July 14, 2008

Fritz Haeg’s Animal Estates 4.2: Peregrine Falcon

After this weekend’s second installment of Fritz Haeg’s Animal Estates weekend workshops, I’m finally starting to get what Fritz’s project is about. This workshop was Animal Client 4.2: The Peregrine Falcon. There was a Peregrine model home/habitat on display in the SFMOMA Visitor Education Center, and a Peregrine-Falcon lecture by Allen Fish, from the Golden Gate Raptor Observatory . (Among other things, we learned that the female peregrine is almost twice the size of the male peregrine, and this fact of the natural world has been termed, yes, REVERSE SEXUAL DIMORPHISM. Feminist poet-types, go after that.)

After the lecture we all went downstairs to the Schwab room for an animal-sound experiment organized by Carson Bell, “Curatorial Specialist” at the California Library of Natural Sound at the Oakland Museum. Carson had thirteen boomboxes set up around the room and a specialized system wherein on the count of three (plus “GO”), thirteen volunteers pushed thirteen play buttons, and were treated to a surround-sound-scape of conversation from the animals Fritz’s project focuses on: Peregrine Falcon, California Quail, and California Sea Lion. (Nota bene: no salamander sound. The little guys don’t get around much and thus I suppose haven’t got much to say).

So. What on earth is the San Francisco Museum of Modern Art doing with an animal workshop series on the weekends and a geodesic tent in the Education Center? Frank Smigiel, associate curator of public programs, & the guy responsible for bringing Fritz Haeg here for the month, describes Fritz’s projects thus: His many event-based projects re-imagine everyday space, and the activities incumbent upon it. The answer, for me, on Sunday, was about what happened among the small clusters of people we convinced ought to come into the Schwab room to push buttons on all-but-extinct sound-playing machines: little tiny listening and talking and laughing communities. Grown-up sized people and less grown-up sized people.
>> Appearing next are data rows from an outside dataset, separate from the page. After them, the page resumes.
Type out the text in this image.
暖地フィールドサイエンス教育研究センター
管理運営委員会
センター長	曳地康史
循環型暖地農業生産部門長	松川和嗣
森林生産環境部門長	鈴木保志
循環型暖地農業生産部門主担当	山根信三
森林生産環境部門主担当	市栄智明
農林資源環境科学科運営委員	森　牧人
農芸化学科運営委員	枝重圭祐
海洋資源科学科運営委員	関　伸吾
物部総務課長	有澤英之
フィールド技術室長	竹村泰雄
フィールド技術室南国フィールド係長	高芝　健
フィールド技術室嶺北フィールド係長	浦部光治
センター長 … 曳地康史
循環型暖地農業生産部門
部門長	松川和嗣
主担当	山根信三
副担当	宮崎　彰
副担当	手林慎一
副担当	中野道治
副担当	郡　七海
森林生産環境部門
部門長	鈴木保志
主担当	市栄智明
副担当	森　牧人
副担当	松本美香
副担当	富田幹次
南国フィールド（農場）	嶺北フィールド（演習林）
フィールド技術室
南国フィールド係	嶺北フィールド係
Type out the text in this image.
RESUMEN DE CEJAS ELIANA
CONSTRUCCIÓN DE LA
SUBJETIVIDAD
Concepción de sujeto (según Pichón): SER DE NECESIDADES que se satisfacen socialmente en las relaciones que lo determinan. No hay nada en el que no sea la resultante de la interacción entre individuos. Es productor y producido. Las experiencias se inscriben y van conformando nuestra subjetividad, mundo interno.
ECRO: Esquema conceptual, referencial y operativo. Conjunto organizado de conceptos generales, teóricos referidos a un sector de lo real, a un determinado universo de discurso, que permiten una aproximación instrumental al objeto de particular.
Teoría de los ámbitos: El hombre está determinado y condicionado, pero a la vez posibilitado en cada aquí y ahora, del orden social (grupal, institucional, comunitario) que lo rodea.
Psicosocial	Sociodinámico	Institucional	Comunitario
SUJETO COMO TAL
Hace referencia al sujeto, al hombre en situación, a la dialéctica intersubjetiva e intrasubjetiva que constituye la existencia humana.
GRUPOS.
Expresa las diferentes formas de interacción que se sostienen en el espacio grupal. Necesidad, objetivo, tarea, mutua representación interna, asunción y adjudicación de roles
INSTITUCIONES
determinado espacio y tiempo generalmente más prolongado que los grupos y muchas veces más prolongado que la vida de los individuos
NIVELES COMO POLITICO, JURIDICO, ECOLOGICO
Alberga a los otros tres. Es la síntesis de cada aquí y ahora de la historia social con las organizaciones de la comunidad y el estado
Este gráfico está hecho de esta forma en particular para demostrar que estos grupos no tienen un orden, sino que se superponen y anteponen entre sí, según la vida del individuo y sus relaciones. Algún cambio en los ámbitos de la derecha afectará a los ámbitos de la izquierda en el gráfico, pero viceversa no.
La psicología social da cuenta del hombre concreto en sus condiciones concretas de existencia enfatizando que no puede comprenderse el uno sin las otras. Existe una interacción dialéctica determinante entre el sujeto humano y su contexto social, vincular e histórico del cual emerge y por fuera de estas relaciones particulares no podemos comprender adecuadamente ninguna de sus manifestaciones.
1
Someone working the information desk in the Atrium told me that, on hearing the sounds of happy animals emanating from the Schwab room Sunday afternoon, a visitor approached and said, “It is very irresponsible of you to have sea lions in the museum!”

It’s worth noting that Animal Estates appears as part of a new “Live Art” programming series. More like experiments or propositions than a performance series, Frank’s Live Art @ SFMOMA program explores new intersections among visual, performing, and public art. It particularly seeks out artists who re-imagine seemingly vernacular forms (like the education workshop) so as to foster new relationships among artists, viewers, and public space. In other words, look for more of the same in months upcoming.

NEXT WEEKEND: Client 4.3: California Quail. Presentation and model home building with Alan S. Hopkins, Golden Gate Audubon Society; and an animal movement workshop with Terre Parker and Taira Restar from Anna Halprin’s Sea Ranch Collective.